La nouvelle lettre d’actualités « Lynx boréal, nouvelles d’ici et d’ailleurs » n°26, éditée par nos amis de la SFEPM (Société Française d’Étude et de Protection des Mammifères) vient de paraître !
Édito
Les temps changent. Cette évolution ne renvoie pas seulement aux températures exceptionnelles enregistrées sur une partie de l’Europe au mois de mai, mais à la manière dont la société et la justice considèrent désormais les atteintes portées à la nature : une espèce strictement protégée par les réglementations nationales et européennes ne peut plus être détruite dans l’indifférence.

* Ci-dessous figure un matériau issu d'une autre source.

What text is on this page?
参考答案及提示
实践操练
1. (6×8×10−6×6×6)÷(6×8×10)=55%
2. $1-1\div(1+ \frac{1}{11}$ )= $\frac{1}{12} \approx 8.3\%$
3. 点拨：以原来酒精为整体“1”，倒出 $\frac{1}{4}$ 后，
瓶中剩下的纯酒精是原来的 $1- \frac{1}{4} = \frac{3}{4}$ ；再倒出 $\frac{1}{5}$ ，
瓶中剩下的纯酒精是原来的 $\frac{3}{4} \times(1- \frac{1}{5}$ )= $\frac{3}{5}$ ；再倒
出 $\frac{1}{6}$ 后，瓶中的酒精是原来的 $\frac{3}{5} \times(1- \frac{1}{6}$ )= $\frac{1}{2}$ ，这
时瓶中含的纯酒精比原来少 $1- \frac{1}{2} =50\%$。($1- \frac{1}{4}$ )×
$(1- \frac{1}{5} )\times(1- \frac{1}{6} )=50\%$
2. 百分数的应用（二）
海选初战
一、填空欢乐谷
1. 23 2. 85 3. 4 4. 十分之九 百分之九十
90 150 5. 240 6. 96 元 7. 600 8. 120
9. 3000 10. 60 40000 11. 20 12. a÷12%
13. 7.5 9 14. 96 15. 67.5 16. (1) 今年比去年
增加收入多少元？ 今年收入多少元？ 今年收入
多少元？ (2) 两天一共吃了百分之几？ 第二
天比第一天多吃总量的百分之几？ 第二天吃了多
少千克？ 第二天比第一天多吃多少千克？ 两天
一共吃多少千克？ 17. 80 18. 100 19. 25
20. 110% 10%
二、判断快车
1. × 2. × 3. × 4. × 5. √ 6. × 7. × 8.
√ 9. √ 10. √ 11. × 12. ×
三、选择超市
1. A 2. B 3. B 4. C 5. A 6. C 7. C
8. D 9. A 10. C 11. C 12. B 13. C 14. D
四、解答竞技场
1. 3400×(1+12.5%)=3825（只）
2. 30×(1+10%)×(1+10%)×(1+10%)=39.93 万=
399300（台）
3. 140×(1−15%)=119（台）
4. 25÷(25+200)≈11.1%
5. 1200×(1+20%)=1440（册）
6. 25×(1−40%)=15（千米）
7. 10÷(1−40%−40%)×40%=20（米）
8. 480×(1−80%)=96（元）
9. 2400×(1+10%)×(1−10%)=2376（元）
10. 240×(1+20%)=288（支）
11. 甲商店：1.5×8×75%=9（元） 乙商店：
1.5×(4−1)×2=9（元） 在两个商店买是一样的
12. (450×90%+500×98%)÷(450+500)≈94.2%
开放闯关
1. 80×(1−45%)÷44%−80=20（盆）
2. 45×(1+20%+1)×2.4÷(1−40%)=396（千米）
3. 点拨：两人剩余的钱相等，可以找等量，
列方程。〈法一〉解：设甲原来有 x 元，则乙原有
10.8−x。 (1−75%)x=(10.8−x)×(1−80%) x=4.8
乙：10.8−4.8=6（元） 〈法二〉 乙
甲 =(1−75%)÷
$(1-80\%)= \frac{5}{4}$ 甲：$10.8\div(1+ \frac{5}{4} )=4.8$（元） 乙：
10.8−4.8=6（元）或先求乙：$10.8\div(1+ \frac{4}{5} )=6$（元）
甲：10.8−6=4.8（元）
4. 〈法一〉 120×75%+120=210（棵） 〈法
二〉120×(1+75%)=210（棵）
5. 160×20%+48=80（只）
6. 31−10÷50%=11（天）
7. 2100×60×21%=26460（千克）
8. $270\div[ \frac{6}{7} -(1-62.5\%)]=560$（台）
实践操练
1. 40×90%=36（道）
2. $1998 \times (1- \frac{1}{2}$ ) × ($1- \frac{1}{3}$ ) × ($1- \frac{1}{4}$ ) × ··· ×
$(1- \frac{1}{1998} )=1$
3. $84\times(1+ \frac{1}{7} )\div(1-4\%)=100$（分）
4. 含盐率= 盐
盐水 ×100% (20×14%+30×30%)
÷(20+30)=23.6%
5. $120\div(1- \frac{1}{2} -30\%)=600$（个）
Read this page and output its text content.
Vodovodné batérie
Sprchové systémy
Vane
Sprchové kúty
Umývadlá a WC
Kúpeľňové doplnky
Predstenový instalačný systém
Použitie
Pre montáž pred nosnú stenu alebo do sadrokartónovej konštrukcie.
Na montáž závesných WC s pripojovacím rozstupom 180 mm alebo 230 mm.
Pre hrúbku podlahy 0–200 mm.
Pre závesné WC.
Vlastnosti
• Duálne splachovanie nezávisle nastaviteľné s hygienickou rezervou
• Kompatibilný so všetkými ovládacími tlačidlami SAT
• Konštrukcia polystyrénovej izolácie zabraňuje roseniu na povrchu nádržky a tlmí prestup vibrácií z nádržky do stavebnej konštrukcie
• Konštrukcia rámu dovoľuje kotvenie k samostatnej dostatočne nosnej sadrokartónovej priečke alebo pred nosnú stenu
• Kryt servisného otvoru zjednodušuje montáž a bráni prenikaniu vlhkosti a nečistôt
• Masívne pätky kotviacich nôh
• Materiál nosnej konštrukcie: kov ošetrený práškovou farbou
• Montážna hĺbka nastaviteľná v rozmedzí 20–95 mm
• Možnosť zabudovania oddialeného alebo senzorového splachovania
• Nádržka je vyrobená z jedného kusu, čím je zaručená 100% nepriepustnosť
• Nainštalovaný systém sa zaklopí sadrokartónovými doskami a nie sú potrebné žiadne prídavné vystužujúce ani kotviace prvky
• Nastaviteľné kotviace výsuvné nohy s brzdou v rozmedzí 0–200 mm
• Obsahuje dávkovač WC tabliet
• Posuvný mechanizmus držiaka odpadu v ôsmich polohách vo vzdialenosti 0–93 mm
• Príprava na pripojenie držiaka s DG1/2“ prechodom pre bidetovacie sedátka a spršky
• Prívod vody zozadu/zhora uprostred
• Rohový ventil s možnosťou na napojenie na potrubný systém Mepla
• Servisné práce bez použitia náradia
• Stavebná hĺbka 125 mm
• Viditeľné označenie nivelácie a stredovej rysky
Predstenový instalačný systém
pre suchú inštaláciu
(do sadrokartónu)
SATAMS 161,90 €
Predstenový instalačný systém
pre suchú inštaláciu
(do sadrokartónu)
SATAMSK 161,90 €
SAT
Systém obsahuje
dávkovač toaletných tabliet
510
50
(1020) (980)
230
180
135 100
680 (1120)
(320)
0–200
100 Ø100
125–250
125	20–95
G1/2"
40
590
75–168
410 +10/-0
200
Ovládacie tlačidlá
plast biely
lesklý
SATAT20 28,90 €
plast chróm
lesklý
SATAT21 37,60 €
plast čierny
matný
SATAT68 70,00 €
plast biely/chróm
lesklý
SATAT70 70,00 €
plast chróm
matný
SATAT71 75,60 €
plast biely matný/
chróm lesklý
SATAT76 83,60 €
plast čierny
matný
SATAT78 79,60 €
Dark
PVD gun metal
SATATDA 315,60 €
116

Un exemple récent l’illustre. En 2024, dans une commune du Bas-Rhin, une femme a tué un jeune lynx boréal à coups de pelle alors qu’il était entré dans son poulailler. Elle a été condamnée à trois mois d’emprisonnement avec sursis et au versement de 30 000 € au titre du préjudice écologique et de 25 000 € pour deux APN. Une autre affaire doit être jugée à l’automne : grâce à plusieurs témoignages et à un travail d’enquête rigoureux, les agents de l’OFB ont pu identifier le responsable de la destruction d’un lynx par arme à feu à proximité de Saint-Claude, dans le Jura. Ces procédures interviennent dans un contexte particulièrement préoccupant pour la conservation de l’espèce. En France, le Lynx boréal demeure classé « en danger » sur la Liste rouge nationale de l’UICN. Ses effectifs restent faibles et fragmentés, chaque perte d’origine humaine compromettant sa structure démographique, sa reproduction et sa viabilité à long terme. Ces événements soulèvent toutefois la question de l’adéquation entre les sanctions prévues par la loi et les enjeux de conservation. La destruction d’une espèce protégée est passible de sanctions pénales pouvant atteindre trois ans d’emprisonnement, une peine comparable à celle encourue pour un vol simple, comme celui d’un téléphone portable, et 150 000 euros d’amende. Pourtant, les conséquences écologiques sont d’une toute autre ampleur. La perte d’un lynx est souvent irréversible et ses effets dépassent largement le cadre individuel : ils concernent l’ensemble de la société et les générations futures. Si les temps semblent changer, la détection des infractions et l’établissement des preuves demeurent complexes, limitant le nombre de poursuites et de condamnations effectives, mais aussi l’effet dissuasif. Néanmoins, la reconnaissance croissante du préjudice écologique constitue une avancée importante et renforce la protection juridique des espèces menacées en France. La décision à venir constituera ainsi un nouvel élément d’appréciation de la manière dont le droit pénal contribue à leur protection.